Without doubt, Andy Statman is the creator of a uniquely American fusion music — call it jazz, spiritual, multicultural, or whatever. For the first time since 1999, Statman performs in Seattle on Nov. 30 to benefit Chabad at the University of Washington. The show anchors a three-city Pacific Northwest tour for the Andy Statman Trio and includes a midday Tuesday master class for the UW Klezmer Band.
With 16 albums of his own, and decades of sharing stages with everyone from Itzhak Perlman to Ricky Skaggs to Bela Fleck, Statman, 60, reigns as a groundbreaking artist of both the “newgrass” American roots music movement and the American klezmer renaissance that began in the 1970s.
“I look at the Jewish music as just another part of the Americana,” Statman told JTNews. “Here and in Israel is where the Chassidic “˜klezmer’ developed, from Chassidic vocal music.”
Jewish readers of a certain age may recall being deeply touched by the 1995 album Songs of our Fathers, including its stately interpretation of “Adon Olam” from Statman and his former mandolin teacher, “dawg music” pioneer and Jerry Garcia collaborator David Grisman. The two later followed up with “New Shabbos Waltz.”
Statman’s visit to Seattle is thanks to his longtime friendship with the father of the resident rabbi at Chabad at the UW, Elie Estrin. Based a block north of campus, the Estrin family regularly hosts students for Shabbat and other learning opportunities.
Instead of having the usual fundraising dinner, Estrin said, “we wanted to do something after our own style…open, loose, enjoyable.”
“Music is a big passion of
mine,” said Estrin (whose talk to UW School of Music ethnomusicology students, “The Americanization of Niggunim,” is posted at
www.jewishmusicreport.com). Because the Lakeside Events Center, on the north shore of Lake Union, offers a club atmosphere on two levels, there will be room for music and socializing, Estrin said. A cocktail reception will precede the performance and continue during the music.
“Chabad” is actually an acronym: The initials chet, bet, and dalet for “chochma [wisdom], bina [understanding], and da’at [understanding],” an approach to mystical knowledge developed developed in the Russian town of Lubavitch. Indeed, Statman titled his 2004 album of melodies of the Lubavitcher Chassidim Wisdom, Understanding, Knowledge. A Portland show on this tour is also a Chabad benefit.
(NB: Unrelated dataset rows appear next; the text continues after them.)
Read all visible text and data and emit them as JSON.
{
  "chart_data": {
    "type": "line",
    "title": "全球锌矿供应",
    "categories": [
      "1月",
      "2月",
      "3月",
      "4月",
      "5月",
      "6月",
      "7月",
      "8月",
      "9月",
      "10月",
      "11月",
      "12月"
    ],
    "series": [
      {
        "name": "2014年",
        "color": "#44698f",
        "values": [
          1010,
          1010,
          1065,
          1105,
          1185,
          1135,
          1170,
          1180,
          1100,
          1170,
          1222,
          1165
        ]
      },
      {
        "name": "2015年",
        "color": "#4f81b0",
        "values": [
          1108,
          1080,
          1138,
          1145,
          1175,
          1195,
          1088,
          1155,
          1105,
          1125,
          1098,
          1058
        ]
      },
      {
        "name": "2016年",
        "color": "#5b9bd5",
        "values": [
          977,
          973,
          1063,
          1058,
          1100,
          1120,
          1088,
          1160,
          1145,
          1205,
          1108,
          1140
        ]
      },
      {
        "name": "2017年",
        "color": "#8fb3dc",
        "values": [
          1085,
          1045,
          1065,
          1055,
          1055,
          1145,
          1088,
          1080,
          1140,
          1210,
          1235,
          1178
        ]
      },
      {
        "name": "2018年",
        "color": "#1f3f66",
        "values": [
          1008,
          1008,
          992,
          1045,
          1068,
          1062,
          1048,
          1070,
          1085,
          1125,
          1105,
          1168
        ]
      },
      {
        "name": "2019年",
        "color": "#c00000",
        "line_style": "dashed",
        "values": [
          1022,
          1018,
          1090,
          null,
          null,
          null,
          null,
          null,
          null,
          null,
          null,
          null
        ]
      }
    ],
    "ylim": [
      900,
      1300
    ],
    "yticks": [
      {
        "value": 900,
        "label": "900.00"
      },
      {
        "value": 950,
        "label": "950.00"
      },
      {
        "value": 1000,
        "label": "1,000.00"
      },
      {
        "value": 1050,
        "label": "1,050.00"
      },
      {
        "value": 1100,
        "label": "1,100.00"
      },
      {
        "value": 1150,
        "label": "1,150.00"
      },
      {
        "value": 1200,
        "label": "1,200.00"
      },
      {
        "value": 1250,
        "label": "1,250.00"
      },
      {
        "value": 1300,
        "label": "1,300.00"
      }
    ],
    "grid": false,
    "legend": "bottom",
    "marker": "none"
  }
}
The last time Statman played Seattle, he was at the Stroum Jewish Community Center on Mercer Island with a quartet, including piano, just after the release of his album Hidden Light. Statman said he decided to drop the piano because “I felt that the chords were too limiting,” he says. “It’s like what Ornette Coleman did,” he added, acknowledging a major jazz
influence.
Jazz, of course, is not the only improvisational tradition, as Statman emphasizes, bringing the point home: “Jewish music is mostly modal music. Chords can color the melody and convert it into something it isn’t. Modal music is powerful and fragile.”
As a teenager, Statman sought out mandolin maestro and new-acoustic pioneer David Grisman to teach him bluegrass. He later turned to learning klezmer clarinet and apprenticed himself to Dave Tarras, the last of the great European masters, who bequeathed his clarinet to Statman. That won’t be the instrument he’ll play in Seattle, though; he’s using a newer one by the same maker.
The Andy Statman Trio’s visit also offers a tremendous learning opportunity for some lucky UW School of Music students: He’ll hold a one-hour master class for the UW Klezmer Band. The public is invited to watch (the room holds about 85 people).
The band’s leader, graduate student and music major Ethan Chessin, heard about Statman’s upcoming visit from the ethnomusicology department, and arranged for the master class. The band is “a young group” of about 20, he says, including four Japanese exchange students. It’s early in their training, and they’ve been trying out the few klezmer tunes they’ve learned so far with field trips and sessions with local and visiting klezmorim.
Statman’s comfort with Klezmer doesn’t stray far from his roots. His spiritual life is as an Orthodox Jew, at home in Brooklyn’s Flatbush neighborhood, not far from where he grew up in Queens. As a kid going to Hebrew school, he was hungry for music and roots, but not traditionally observant. These days, he doesn’t hide his observance.
“The way I dress is the way I dress,” says the man who now goes everywhere in a black velvet kippa, white shirt, black pants, dangling tzitzit, and the occasional black hat. “Just being a frum [traditionally observant] person, this is the world me and my family live in. I’ve never put on a costume for jobs that I played. I came up playing music in the late ‘60s and early ‘70s. The way we dressed offstage was the way we dressed onstage. I’m there to play the music and that’s what it’s about.”